As Liberty Tower retreats into the central business district that its own facade defines as a "city-state" the need for the dividing border defined by the aluminium facade is lost and thus the modernist, architectonic skeleton behind the western facade is revealed in the north and south facades. the horizontal striated motif defined by the perforated aluminium skin is continued around the corner to the north and south by the exposed, projected floor plates but the horizontality is broken by the three distinct sections of verticality representing the apartments on the western half, a central hallway typical of "H-tower block form" and the balconies of the apartments on the eastern half of the tower.

===Foyer===
The walls in the residential foyer are clad in reflective glass and stainless steel panels, set under a white ceiling (originally meant to be black). The only object in the lobby is a fluorescent light installation by Stephen Bram.

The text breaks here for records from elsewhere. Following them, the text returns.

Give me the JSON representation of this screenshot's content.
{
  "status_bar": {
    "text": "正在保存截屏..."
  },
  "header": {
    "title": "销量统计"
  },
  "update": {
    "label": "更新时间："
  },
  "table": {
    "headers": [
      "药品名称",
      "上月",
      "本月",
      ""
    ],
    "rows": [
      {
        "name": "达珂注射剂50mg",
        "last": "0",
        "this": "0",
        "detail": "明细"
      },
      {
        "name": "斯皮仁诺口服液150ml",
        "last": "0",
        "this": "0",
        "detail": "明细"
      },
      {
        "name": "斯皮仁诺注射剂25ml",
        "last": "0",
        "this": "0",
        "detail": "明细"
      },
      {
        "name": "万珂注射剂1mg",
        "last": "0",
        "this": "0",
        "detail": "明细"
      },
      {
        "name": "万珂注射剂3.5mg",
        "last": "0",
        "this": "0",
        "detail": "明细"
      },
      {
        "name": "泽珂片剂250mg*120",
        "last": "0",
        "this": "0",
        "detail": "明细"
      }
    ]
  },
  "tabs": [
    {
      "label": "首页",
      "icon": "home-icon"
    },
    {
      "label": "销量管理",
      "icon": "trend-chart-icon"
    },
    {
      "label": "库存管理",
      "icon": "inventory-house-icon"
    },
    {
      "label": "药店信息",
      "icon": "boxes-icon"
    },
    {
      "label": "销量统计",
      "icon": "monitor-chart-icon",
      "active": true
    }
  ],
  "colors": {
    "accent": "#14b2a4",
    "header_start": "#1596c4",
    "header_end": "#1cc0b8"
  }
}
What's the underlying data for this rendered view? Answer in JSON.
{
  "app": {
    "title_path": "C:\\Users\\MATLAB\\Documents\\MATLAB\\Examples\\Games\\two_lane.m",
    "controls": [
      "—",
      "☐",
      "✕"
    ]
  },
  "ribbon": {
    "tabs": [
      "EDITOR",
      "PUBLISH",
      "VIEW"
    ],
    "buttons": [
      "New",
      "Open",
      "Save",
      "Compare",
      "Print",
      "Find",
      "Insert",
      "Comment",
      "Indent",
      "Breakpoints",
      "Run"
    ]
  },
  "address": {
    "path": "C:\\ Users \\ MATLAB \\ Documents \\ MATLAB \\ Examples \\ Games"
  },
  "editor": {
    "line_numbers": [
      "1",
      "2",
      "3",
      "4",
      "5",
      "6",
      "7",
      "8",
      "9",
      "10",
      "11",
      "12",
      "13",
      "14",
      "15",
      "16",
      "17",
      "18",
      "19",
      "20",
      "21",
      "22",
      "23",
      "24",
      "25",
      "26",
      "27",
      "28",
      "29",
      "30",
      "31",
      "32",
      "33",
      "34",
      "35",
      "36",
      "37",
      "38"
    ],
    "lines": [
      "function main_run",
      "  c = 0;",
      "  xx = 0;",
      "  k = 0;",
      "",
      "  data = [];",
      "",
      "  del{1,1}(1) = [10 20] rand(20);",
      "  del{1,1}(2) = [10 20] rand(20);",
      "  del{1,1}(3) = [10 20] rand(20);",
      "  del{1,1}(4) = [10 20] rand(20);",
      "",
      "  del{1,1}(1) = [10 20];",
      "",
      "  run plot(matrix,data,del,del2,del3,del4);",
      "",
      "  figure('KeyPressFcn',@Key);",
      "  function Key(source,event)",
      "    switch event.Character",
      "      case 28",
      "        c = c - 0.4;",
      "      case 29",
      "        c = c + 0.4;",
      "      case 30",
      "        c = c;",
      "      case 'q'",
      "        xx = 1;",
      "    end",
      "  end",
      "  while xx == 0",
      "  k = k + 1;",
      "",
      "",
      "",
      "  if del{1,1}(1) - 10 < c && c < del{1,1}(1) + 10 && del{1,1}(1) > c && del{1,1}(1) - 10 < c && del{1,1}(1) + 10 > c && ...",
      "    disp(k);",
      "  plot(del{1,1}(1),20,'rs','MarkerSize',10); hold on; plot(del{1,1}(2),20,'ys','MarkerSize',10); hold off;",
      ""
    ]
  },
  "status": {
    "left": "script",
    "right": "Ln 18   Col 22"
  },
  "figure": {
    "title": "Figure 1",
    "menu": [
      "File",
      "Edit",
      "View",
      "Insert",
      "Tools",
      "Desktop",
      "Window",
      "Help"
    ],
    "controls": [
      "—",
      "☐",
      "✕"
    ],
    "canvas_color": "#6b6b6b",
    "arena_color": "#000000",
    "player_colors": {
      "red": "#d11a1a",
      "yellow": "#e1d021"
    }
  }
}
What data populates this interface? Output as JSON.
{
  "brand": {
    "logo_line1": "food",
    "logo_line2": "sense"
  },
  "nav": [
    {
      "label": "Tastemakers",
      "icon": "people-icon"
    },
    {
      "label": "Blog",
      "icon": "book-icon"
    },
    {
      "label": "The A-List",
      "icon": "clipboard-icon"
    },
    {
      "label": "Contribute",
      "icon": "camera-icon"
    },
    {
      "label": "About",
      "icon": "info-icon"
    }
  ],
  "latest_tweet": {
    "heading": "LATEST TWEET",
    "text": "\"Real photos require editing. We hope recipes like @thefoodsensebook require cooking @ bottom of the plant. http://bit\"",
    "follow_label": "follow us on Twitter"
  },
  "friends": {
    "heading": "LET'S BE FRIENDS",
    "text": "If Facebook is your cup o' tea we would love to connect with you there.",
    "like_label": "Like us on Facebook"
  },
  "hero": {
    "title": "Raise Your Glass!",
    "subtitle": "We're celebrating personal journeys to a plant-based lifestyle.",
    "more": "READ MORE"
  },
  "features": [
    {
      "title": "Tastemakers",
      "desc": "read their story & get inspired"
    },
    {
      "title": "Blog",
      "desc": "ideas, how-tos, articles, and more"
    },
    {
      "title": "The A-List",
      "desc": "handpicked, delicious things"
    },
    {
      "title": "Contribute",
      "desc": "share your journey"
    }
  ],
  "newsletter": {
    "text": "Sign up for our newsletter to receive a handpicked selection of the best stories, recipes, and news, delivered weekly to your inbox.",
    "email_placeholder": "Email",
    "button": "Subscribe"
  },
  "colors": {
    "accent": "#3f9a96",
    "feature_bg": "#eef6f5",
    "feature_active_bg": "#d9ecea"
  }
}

===Environmental features===
The raking perforated aluminium screen façade is designed to reduce air-conditioning loads within the building as the screens protect the building from the western sun.

==Similar works==
A lineage of formal language can be traced from Elenberg Fraser's treatment of Liberty Tower through their immediately following work to their more recent projects. The Westgate apartments, completed in 2005, can be viewed as a further development in the use of a perforated metal skin. Elenberg Fraser's projects, A'beckett Street Tower, Abode 318, Sky Lofts, Light House, 50 Albert Road, Victoria 1 and Tower Melbourne can all be seen as a continuation on the idea of a rippling facade, a theme birthed in the vertical crease of the western facade of Liberty Tower.